Outro trecho remete às memórias criadas pela família Sarney no estado:

“Nomeiam hospitais, escolas, pontes, centros administrativos, ginásios de esporte, vilas e até municípios. Criou-se até o gentílico sarneyense, para quem nasce no município de Presidente Sarney. Contra a lei, contra a moral, contra tudo”.

O conteúdo é exclusivo do site da revista Caros Amigos, para visualizá-lo, clique aqui.

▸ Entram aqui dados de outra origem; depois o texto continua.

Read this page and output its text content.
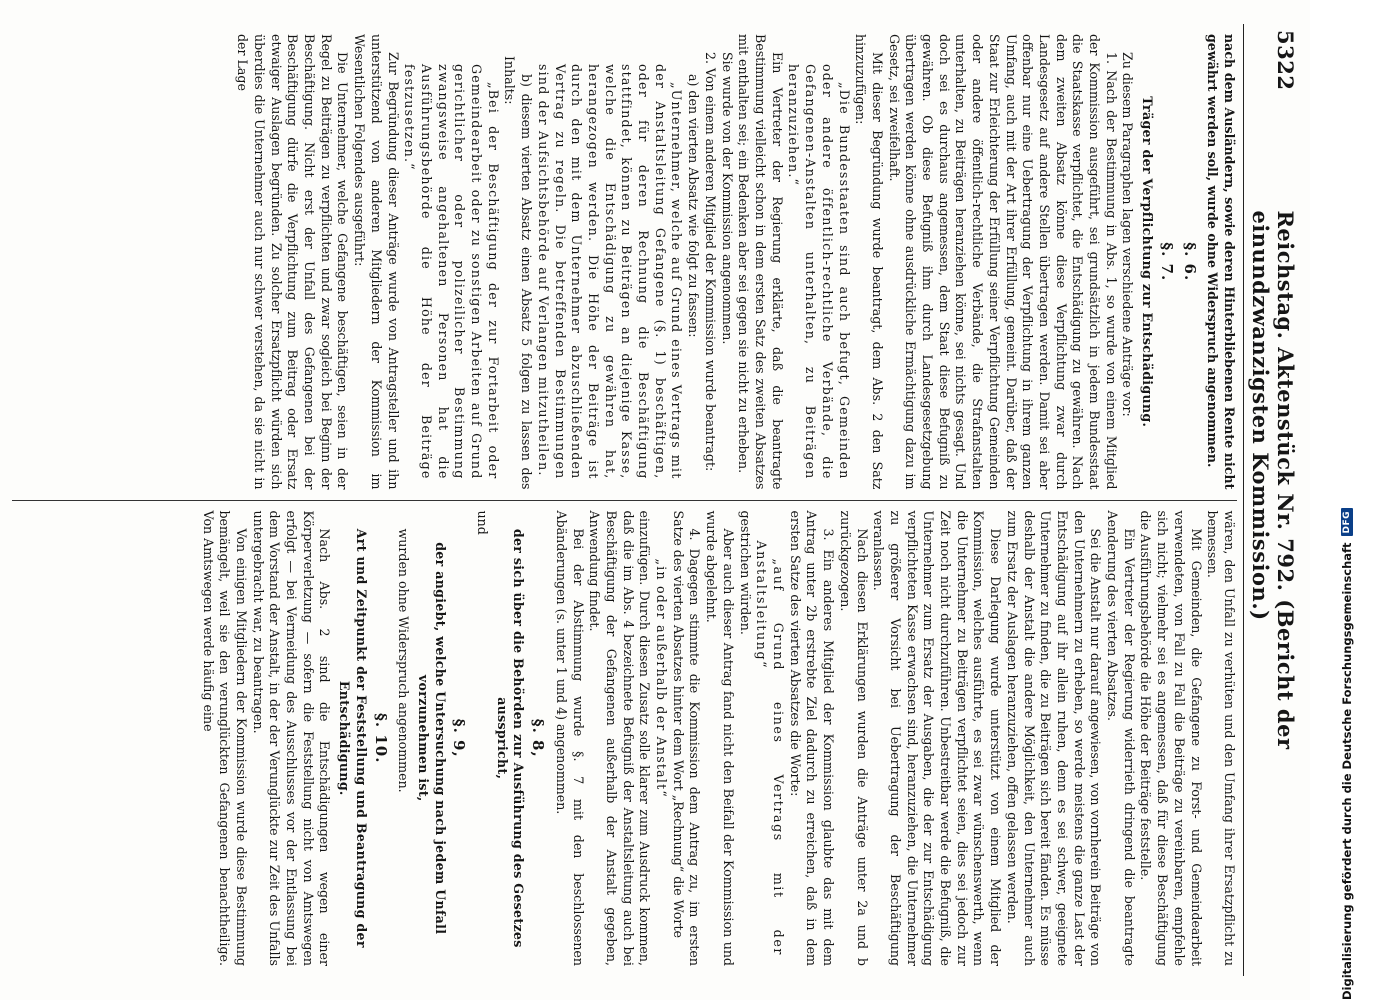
5322
Reichstag. Aktenstück Nr. 792. (Bericht der einundzwanzigsten Kommission.)

nach dem Ausländern, sowie deren Hinterbliebenen Rente nicht gewährt werden soll, wurde ohne Widerspruch angenommen.

§. 6.
§. 7.
Träger der Verpflichtung zur Entschädigung.

Zu diesem Paragraphen lagen verschiedene Anträge vor:

1. Nach der Bestimmung in Abs. 1, so wurde von einem Mitglied der Kommission ausgeführt, sei grundsätzlich in jedem Bundesstaat die Staatskasse verpflichtet, die Entschädigung zu gewähren. Nach dem zweiten Absatz könne diese Verpflichtung zwar durch Landesgesetz auf andere Stellen übertragen werden. Damit sei aber offenbar nur eine Uebertragung der Verpflichtung in ihrem ganzen Umfang, auch mit der Art ihrer Erfüllung, gemeint. Darüber, daß der Staat zur Erleichterung der Erfüllung seiner Verpflichtung Gemeinden oder andere öffentlich-rechtliche Verbände, die Strafanstalten unterhalten, zu Beiträgen heranziehen könne, sei nichts gesagt. Und doch sei es durchaus angemessen, dem Staat diese Befugniß zu gewähren. Ob diese Befugniß ihm durch Landesgesetzgebung übertragen werden könne ohne ausdrückliche Ermächtigung dazu im Gesetz, sei zweifelhaft.

Mit dieser Begründung wurde beantragt, dem Abs. 2 den Satz hinzuzufügen:

„Die Bundesstaaten sind auch befugt, Gemeinden oder andere öffentlich-rechtliche Verbände, die Gefangenen-Anstalten unterhalten, zu Beiträgen heranzuziehen.“

Ein Vertreter der Regierung erklärte, daß die beantragte Bestimmung vielleicht schon in dem ersten Satz des zweiten Absatzes mit enthalten sei; ein Bedenken aber sei gegen sie nicht zu erheben.

Sie wurde von der Kommission angenommen.

2. Von einem anderen Mitglied der Kommission wurde beantragt:

a) den vierten Absatz wie folgt zu fassen:

„Unternehmer, welche auf Grund eines Vertrags mit der Anstaltsleitung Gefangene (§. 1) beschäftigen, oder für deren Rechnung die Beschäftigung stattfindet, können zu Beiträgen an diejenige Kasse, welche die Entschädigung zu gewähren hat, herangezogen werden. Die Höhe der Beiträge ist durch den mit dem Unternehmer abzuschließenden Vertrag zu regeln. Die betreffenden Bestimmungen sind der Aufsichtsbehörde auf Verlangen mitzutheilen.

b) diesem vierten Absatz einen Absatz 5 folgen zu lassen des Inhalts:

„Bei der Beschäftigung der zur Fortarbeit oder Gemeindearbeit oder zu sonstigen Arbeiten auf Grund gerichtlicher oder polizeilicher Bestimmung zwangsweise angehaltenen Personen hat die Ausführungsbehörde die Höhe der Beiträge festzusetzen.“

Zur Begründung dieser Anträge wurde von Antragsteller und ihn unterstützend von anderen Mitgliedern der Kommission im Wesentlichen Folgendes ausgeführt:

Die Unternehmer, welche Gefangene beschäftigen, seien in der Regel zu Beiträgen zu verpflichten und zwar sogleich bei Beginn der Beschäftigung. Nicht erst der Unfall des Gefangenen bei der Beschäftigung dürfe die Verpflichtung zum Beitrag oder Ersatz etwaiger Auslagen begründen. Zu solcher Ersatzpflicht würden sich überdies die Unternehmer auch nur schwer verstehen, da sie nicht in der Lage

wären, den Unfall zu verhüten und den Umfang ihrer Ersatzpflicht zu bemessen.

Mit Gemeinden, die Gefangene zu Forst- und Gemeindearbeit verwendeten, von Fall zu Fall die Beiträge zu vereinbaren, empfehle sich nicht; vielmehr sei es angemessen, daß für diese Beschäftigung die Ausführungsbehörde die Höhe der Beiträge feststelle.

Ein Vertreter der Regierung widerrieth dringend die beantragte Aenderung des vierten Absatzes.

Sei die Anstalt nur darauf angewiesen, von vornherein Beiträge von den Unternehmern zu erheben, so werde meistens die ganze Last der Entschädigung auf ihr allein ruhen, denn es sei schwer, geeignete Unternehmer zu finden, die zu Beiträgen sich bereit fänden. Es müsse deshalb der Anstalt die andere Möglichkeit, den Unternehmer auch zum Ersatz der Auslagen heranzuziehen, offen gelassen werden.

Diese Darlegung wurde unterstützt von einem Mitglied der Kommission, welches ausführte, es sei zwar wünschenswerth, wenn die Unternehmer zu Beiträgen verpflichtet seien, dies sei jedoch zur Zeit noch nicht durchzuführen. Unbestreitbar werde die Befugniß, die Unternehmer zum Ersatz der Ausgaben, die der zur Entschädigung verpflichteten Kasse erwachsen sind, heranzuziehen, die Unternehmer zu größerer Vorsicht bei Uebertragung der Beschäftigung veranlassen.

Nach diesen Erklärungen wurden die Anträge unter 2a und b zurückgezogen.

3. Ein anderes Mitglied der Kommission glaubte das mit dem Antrag unter 2b erstrebte Ziel dadurch zu erreichen, daß in dem ersten Satze des vierten Absatzes die Worte:

„auf Grund eines Vertrags mit der Anstaltsleitung“

gestrichen würden.

Aber auch dieser Antrag fand nicht den Beifall der Kommission und wurde abgelehnt.

4. Dagegen stimmte die Kommission dem Antrag zu, im ersten Satze des vierten Absatzes hinter dem Wort „Rechnung“ die Worte

„in oder außerhalb der Anstalt“

einzufügen. Durch diesen Zusatz solle klarer zum Ausdruck kommen, daß die im Abs. 4 bezeichnete Befugniß der Anstaltsleitung auch bei Beschäftigung der Gefangenen außerhalb der Anstalt gegeben, Anwendung findet.

Bei der Abstimmung wurde §. 7 mit den beschlossenen Abänderungen (s. unter 1 und 4) angenommen.

§. 8,
der sich über die Behörden zur Ausführung des Gesetzes ausspricht,

und

§. 9,
der angiebt, welche Untersuchung nach jedem Unfall vorzunehmen ist,

wurden ohne Widerspruch angenommen.

§. 10.
Art und Zeitpunkt der Feststellung und Beantragung der Entschädigung.

Nach Abs. 2 sind die Entschädigungen wegen einer Körperverletzung — sofern die Feststellung nicht von Amtswegen erfolgt — bei Vermeidung des Ausschlusses vor der Entlassung bei dem Vorstand der Anstalt, in der der Verunglückte zur Zeit des Unfalls untergebracht war, zu beantragen.

Von einigen Mitgliedern der Kommission wurde diese Bestimmung bemängelt, weil sie den verunglückten Gefangenen benachtheilige. Von Amtswegen werde häufig eine	Digitalisierung gefördert durch die Deutsche Forschungsgemeinschaft
DFG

sexta-feira, 12 de dezembro de 2008

Secretaria Nacional de Cultura do PT apresenta moção de apoio a Jackson Lago


Secretaria Nacional de Cultura do PT apresenta moção de apoio a Jackson Lago


A Secretaria Nacional de Cultura do Partido dos Trabalhadores, reunida nos dias 09, 10 e 11 de dezembro de 2008, em Brasília, com os secretários de Cultura e gestores culturais petistas, resolveu apresentar moção de apoio ao governador do Maranhão, Jackson Lago em defesa do exercício de seu mandato. Em virtude da justiça, da democracia e da cultura no que concerne o respeito à Constituição Brasileira, o fórum repudiou qualquer tentativa de golpe no processo democrático da livre escolha através do voto no Estado do Maranhão.

                 

O secretário de Estado da Cultura do Maranhão, filiado ao PT, Joãozinho Ribeiro, participou do encontro e, além da discussão dos temas, aproveitou o espaço para denunciar a tentativa de golpe que visa a cassação do mandato do governador do Maranhão, Jackson Lago (PDT).

 

"É uma tentativa de golpe, pois a questão é política e não jurídica. A cassação do mandato do governador Jackson Lago representaria um retrocesso sem precedentes no Maranhão, sobretudo no campo cultural, cujas políticas, hoje, podemos afirmar, estão em finíssima sintonia com as do Ministério da Cultura do Governo Lula", afirmou Joãozinho Ribeiro, um dos nomes que ajudou a elaborar o plano de governo para a área cultural no segundo mandato do presidente.

A moção de apoio ao governador saiu do seminário com a assinatura de diversos dirigentes do PT nacional. Em São Luís, representantes de movimentos sociais estão acampados em frente ao Palácio dos Leões (sede do Governo do Maranhão), demonstrando apoio a Jackson Lago.